Из сада несся пряный аромат последних осенних цветов и прелого листа. На боярышнике краснели ягоды. Блестела радугой паутинка бабьего лета.
— Принесите… цветов… — прошептала царица.
Сенные девушки со всех ног бросились в сад. Дуняша, желая ободрить царицу, сказала ласково:
— Государыня царица, государь очень скручинился, на тебя глядючи… Скорее поднимайся; сама слышала, что говорил лекарю: «Озолочу, как поправишь царицу».
В иное время Мария от этих слов вся расцвела бы улыбкою: теперь она не пошевелилась. Ей было совершенно все равно, скучает ли о ней ее прежний повелитель или просто к ней равнодушен; далеко были ее мысли…
С цветами на коленях лежала она у окна; ветерок шевелил прядки волос ее. Рядом лежал снятый венец. Руки ее перебирали стебли цветов, а глаза были закрыты, и на мертвенно-бледных щеках ярко горели два пятна.

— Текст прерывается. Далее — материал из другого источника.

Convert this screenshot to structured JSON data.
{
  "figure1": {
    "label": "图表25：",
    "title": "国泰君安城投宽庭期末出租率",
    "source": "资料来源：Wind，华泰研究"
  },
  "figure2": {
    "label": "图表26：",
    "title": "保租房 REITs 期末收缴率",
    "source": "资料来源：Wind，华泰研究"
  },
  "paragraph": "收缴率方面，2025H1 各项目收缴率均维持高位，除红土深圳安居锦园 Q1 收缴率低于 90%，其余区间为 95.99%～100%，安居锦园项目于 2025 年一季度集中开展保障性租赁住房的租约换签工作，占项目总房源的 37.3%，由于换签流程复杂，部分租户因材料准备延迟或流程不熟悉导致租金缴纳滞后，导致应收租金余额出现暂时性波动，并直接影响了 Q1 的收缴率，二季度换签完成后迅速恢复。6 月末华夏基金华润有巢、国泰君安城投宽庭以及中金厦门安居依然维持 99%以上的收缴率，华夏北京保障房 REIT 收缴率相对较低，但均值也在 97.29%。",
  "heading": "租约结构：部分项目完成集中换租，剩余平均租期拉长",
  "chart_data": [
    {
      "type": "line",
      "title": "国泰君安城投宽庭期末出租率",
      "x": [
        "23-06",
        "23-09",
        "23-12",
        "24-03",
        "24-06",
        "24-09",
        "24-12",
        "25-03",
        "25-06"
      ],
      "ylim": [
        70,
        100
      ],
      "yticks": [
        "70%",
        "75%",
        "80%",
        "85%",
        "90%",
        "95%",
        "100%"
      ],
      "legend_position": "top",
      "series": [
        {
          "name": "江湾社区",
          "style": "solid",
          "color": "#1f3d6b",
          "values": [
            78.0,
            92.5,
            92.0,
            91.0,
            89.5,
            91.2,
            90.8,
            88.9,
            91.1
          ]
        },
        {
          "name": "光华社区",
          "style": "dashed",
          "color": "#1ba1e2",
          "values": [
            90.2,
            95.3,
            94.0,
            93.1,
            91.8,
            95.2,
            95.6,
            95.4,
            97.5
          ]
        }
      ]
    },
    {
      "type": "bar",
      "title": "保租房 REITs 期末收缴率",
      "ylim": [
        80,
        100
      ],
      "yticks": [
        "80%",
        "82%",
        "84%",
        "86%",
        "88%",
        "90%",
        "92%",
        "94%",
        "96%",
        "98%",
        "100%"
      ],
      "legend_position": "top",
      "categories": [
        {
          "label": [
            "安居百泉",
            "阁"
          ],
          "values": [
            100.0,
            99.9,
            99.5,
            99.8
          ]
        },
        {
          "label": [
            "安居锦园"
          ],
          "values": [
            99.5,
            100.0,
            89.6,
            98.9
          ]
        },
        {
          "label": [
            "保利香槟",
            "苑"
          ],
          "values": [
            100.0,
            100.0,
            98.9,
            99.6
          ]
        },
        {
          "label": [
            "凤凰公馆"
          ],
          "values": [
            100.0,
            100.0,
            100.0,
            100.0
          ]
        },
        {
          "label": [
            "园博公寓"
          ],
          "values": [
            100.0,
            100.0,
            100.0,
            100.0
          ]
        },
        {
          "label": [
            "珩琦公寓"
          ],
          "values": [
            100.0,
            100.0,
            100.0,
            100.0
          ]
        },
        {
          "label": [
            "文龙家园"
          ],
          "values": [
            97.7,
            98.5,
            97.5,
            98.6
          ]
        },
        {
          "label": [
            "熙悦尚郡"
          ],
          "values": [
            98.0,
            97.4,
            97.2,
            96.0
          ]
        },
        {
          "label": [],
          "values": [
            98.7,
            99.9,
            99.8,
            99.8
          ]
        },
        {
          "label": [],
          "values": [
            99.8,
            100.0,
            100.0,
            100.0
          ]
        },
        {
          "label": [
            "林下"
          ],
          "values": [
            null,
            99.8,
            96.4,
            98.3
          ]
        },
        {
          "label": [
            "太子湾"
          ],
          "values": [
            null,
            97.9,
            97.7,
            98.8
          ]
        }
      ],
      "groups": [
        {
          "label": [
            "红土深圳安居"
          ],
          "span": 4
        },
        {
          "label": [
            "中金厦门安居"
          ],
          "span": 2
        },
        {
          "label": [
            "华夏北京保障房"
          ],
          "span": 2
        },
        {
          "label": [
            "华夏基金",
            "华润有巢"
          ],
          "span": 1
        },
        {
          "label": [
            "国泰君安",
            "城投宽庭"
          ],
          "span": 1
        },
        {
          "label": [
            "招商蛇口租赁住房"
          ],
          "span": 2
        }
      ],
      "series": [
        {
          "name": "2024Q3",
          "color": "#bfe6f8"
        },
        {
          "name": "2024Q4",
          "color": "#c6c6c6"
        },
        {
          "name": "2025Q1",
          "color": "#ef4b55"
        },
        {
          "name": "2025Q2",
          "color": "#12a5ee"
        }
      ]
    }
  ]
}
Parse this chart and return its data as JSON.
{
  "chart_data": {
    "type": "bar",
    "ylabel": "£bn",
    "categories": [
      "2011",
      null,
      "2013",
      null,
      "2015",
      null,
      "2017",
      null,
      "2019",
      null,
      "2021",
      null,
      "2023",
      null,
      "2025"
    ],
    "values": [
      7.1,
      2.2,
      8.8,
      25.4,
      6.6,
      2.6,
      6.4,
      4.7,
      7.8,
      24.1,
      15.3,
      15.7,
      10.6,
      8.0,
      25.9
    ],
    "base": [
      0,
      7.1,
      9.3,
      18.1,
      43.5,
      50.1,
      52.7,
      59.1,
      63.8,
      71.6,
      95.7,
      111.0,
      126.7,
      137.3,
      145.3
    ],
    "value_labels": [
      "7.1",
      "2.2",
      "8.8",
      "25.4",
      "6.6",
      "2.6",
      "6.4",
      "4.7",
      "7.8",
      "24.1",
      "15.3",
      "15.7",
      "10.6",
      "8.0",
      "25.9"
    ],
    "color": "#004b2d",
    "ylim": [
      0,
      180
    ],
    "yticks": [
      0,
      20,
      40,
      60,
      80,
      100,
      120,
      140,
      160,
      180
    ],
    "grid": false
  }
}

Солнце заходило. У царицы начинался опять мучительный озноб. Боярышни захлопнули окошко. И стало темно и печально в светлице.
Тяжело дышала больная царица; теребила она руками соболье одеяло; широко раскрытыми глазами вглядывалась в глубь покоя, и жадно глотала воздух, и все еще ловила руками рассыпавшиеся по одеялу цветы…
Царь, царский дворец, сенные девушки, светлица — все куда-то исчезло, будто она здесь никогда не жила; перед глазами ее было далекое родное небо, и яркое солнце, и вольный крик степных орлов, и розы, розы без конца… Перед нею были расшитые халаты князей и ковры раззолоченные, и дым кальяна… Перед нею был тихий звон фонтана во дворце ее отца и веселый смех его жен, купающихся в белом мраморном бассейне, и звуки зурны, тихие, протяжные, хватавшие за душу… и пляска… И вдруг почему-то встал образ веселого Утемиш-Гирея, казанского бедного царевича Александра, что умер, зачахнув, совсем молодым. И она, начавшая забывать все языки, кроме русского, вдруг крикнула по-татарски, протягивая руки вперед:
— Салам Алейкум, гяль бара, аралым![36]
Сенные услышали этот гортанный крик и переглянулись. Ах, грех какой, опять затараторила царица по-басурмански! Сколь волка ни корми — он все в лес глядит!
А царица уже видела себя маленькой девочкой, черномазой, черноволосой, с пятнадцатью косичками, переплетенными жемчужными нитями. Она рвет розы в саду своего отца, и звенит, и рассыпается ее смех, как струйки фонтана по мраморному ложу.
— Лови, лови меня, царевич! Лови!
И звенит бубен, и вертится она в бешеной пляске, и прыгают ее пятнадцать черных кос, черных змеек, по плечам.
— Якши! Якши! Салам Алейкум!
Верховым боярышням, постельницам и сенным боярышням — всем казалось, что царица сошла с ума…
Ночью царь не спал. Потайною дверью ввели к нему в опочивальню Елисея Бомелиуса.
Бомелиус вошел своей кошачьей, неслышной походкой, держа в руках ящичек, поставил его на пол и остановился, выжидая и зорко глядя на царя маленькими бегающими глазками.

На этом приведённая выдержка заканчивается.